Continuei colocando o lixo para fora, quando terminei fiz um alongamento para poder pegar o corpo, essa não seria uma tarefa fácil. De repente ouvi alguns passos e olhei em volta, mas não vi nada e nem ninguém, talvez fosse coisa da minha cabeça por causa do susto de alguns minutos antes. Com muito esforço consegui ergue-lo, depois puxei para fora, ele estava muito pesado. Ajeitei o corpo dele como da última vez e coloquei-o no porta‐malas e o fechei. Joguei todo lixo de volta ao container e voltei para casa.

Ao chegar a casa coloquei o carro na garagem e fui pegar um lençol velho para enrolar o Sebastian e colocá-lo no meu guarda‐roupa. Devido o fato de eu ter que ensaiar para o concerto, só conseguiria enterrá-lo na segunda-feira á noite, pois domingo será o grande dia, o meu dia. Subi arrastando o sucumbido pelos degraus da escada, em seguida coloquei ele no lugar onde passaria algumas noites.
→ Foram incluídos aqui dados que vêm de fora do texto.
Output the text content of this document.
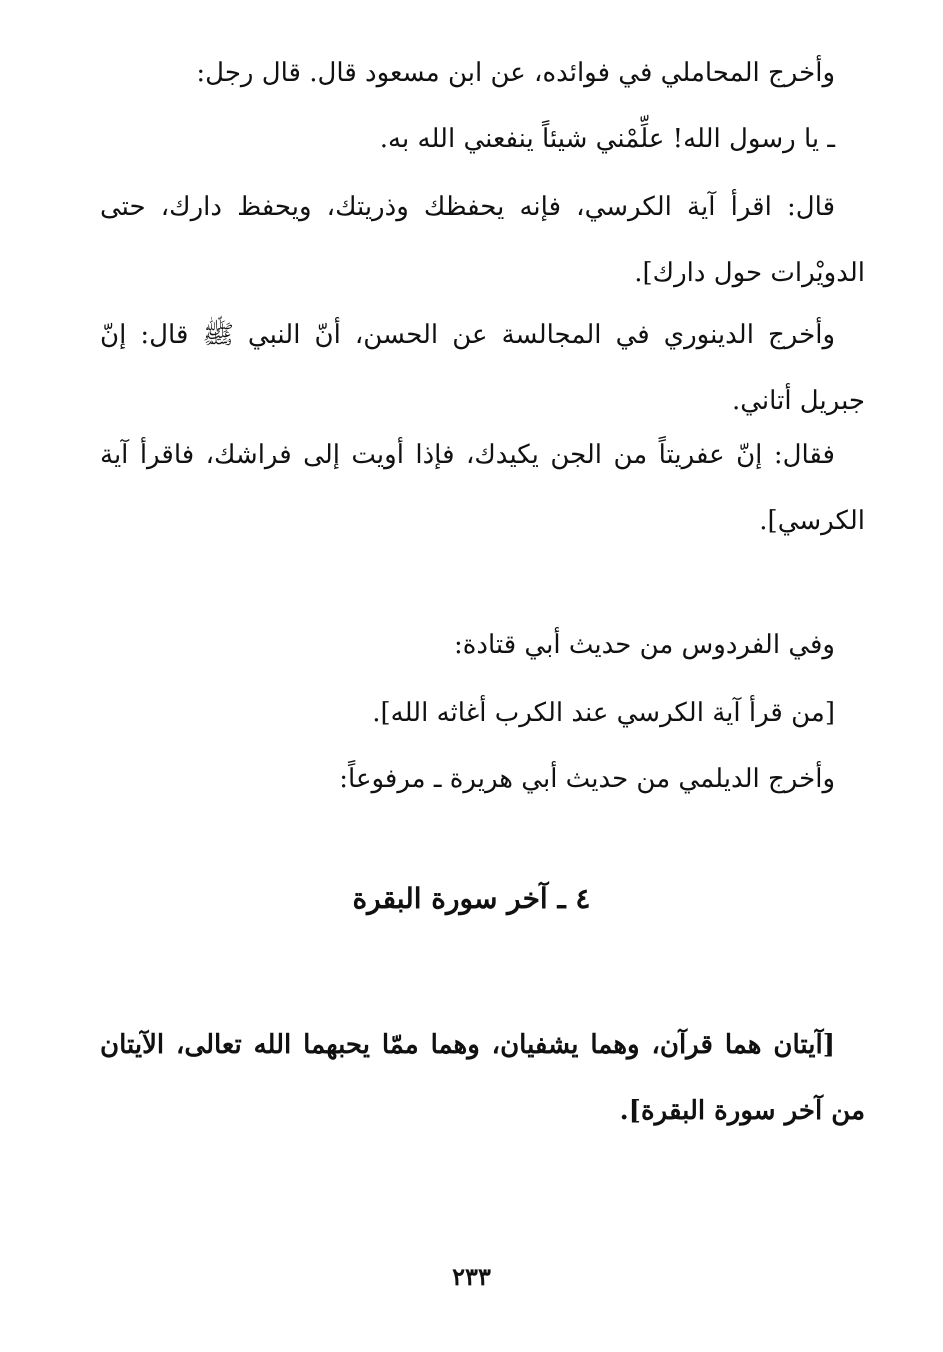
وأخرج المحاملي في فوائده، عن ابن مسعود قال. قال رجل:

ـ يا رسول الله! علِّمْني شيئاً ينفعني الله به.

قال: اقرأ آية الكرسي، فإنه يحفظك وذريتك، ويحفظ دارك، حتى الدويْرات حول دارك].

وأخرج الدينوري في المجالسة عن الحسن، أنّ النبي ﷺ قال: إنّ جبريل أتاني.

فقال: إنّ عفريتاً من الجن يكيدك، فإذا أويت إلى فراشك، فاقرأ آية الكرسي].

وفي الفردوس من حديث أبي قتادة:

[من قرأ آية الكرسي عند الكرب أغاثه الله].

وأخرج الديلمي من حديث أبي هريرة ـ مرفوعاً:

٤ ـ آخر سورة البقرة

[آيتان هما قرآن، وهما يشفيان، وهما ممّا يحبهما الله تعالى، الآيتان من آخر سورة البقرة].

٢٣٣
Eu estava morto, completamente destruído e com dor nas costas, mas eu ainda não poderia dormir e ter o merecido descanso, mesmo assim deitei no chão por alguns minutos.

O chão estava frio, isso me fez lembrar da temperatura da pele do Sebastian, o Alex também estava frio quando eu estava terminando de serrar ele; essa é a chamada, autólise, a primeira fase da decomposição, depois dela vem a putrefação e seria só nessa fase que eu teria tempo para enterrar esse usurpador, o mau cheiro, com certeza, estará insuportável. Levantei e fui tomar banho.

Depois de limpo e cheiroso abri meu estojo, olhei o meu violino e imediatamente desviei o olhar para o estojo de Sebastian, pensei um pouco e então resolvi pegar o violino dele e tocar um pouco. Fui até o guarda-roupa, abri a porta e descobri a cabeça do jovem que outrora tinha suas habilidades tidas como "incríveis". Voltei e peguei o violino dele, coloquei sua espaleira e comecei a tocar. "Ouça, Sebastian, como toco bem seu violino." - Falei olhando dentro daqueles olhos, que agora, eram vagos e sem vida. Toquei "Memory" de Andrew Lloyd Webber, Betty Buckley e The Cats, com o instrumento dele e depois utilizei o meu para ensaiar para o concerto. Toquei por três horas e depois decidi que era o suficiente, eu tinha alcançado a perfeição. Guardei meu instrumento, coloquei meu pijama, encaixei minha cabeça no buraco da minha cama e, finalmente, descansei.


"Memory" de Andrew Lloyd Webber, Betty Buckley e The Cats.